BACKGROUND: Injection of maxacalcitol (OCT) directly into the parathyroid gland (PTG) is a clinically safe and effective treatment for advanced secondary hyperparathyroidism (A-SHPT) resistant to conventional medical treatment. In the present study, the degree of nuclear localization of directly injected OCT in parathyroid cells (PTC) was investigated by microautoradiography (mARG) in a model of A-SHPT. METHODS: The 5/6 nephrectomized Sprague-Dawley rats were fed a high-phosphate and low-calcium diet for 8 weeks and consequently the level of vitamin D receptor (VDR) in their PTC severely decreased. The bilateral PTG were surgically exposed and only the left gland were directly injected with 3H-OCT (DI-3H-OCT). The time course of the changes in both radioactivity and localization of 3H-OCT in the bilateral glands was analysed using a bioimaging analyser system and mARG, respectively. A very high dose of unlabelled calcitriol was administered intravenously (IV-1,25D3) prior to DI-3H-OCT, as a competitive study. RESULTS: Peak radioactivity levels in the directly injected and intact PTG occured immediately and 1 h, respectively, after DI-3H-OCT, and the difference was about 50-fold higher in the treated gland.

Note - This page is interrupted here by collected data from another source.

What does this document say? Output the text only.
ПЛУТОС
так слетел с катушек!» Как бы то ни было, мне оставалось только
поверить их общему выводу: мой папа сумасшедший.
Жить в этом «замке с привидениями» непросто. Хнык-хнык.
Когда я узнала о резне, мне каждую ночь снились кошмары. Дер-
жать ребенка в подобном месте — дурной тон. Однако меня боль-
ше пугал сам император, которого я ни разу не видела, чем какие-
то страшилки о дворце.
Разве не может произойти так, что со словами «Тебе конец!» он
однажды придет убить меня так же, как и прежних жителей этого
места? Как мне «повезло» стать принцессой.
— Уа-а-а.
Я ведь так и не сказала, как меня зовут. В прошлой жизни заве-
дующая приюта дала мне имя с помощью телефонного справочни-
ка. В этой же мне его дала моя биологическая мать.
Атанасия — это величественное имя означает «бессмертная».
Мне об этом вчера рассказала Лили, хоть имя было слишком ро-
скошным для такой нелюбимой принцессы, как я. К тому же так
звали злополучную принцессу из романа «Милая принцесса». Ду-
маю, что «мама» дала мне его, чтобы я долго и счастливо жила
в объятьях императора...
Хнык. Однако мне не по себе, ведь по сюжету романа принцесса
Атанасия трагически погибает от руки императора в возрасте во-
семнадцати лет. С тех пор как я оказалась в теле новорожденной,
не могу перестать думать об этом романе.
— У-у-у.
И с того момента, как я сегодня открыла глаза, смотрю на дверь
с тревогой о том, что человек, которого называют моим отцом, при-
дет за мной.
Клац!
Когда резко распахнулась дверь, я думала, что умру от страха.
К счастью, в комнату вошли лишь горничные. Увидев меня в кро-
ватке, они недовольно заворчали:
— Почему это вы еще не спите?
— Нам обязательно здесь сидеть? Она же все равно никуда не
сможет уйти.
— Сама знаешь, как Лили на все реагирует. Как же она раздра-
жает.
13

The of mARG showed a marked concentration of silver grains in the nuclei of PTC in the gland treated with DI-3H-OCT and that concentration was significantly suppressed by IV-1,25D3. CONCLUSIONS: Direct injection of OCT into the PTG enables the administration of the highly concentrated drug for specific binding to nuclear vitamin D binding sites, including VDR of PTC, which markedly suppresses the parathyroid hormone, improves the response to calcium and vitamin D and induces apoptosis in PTC.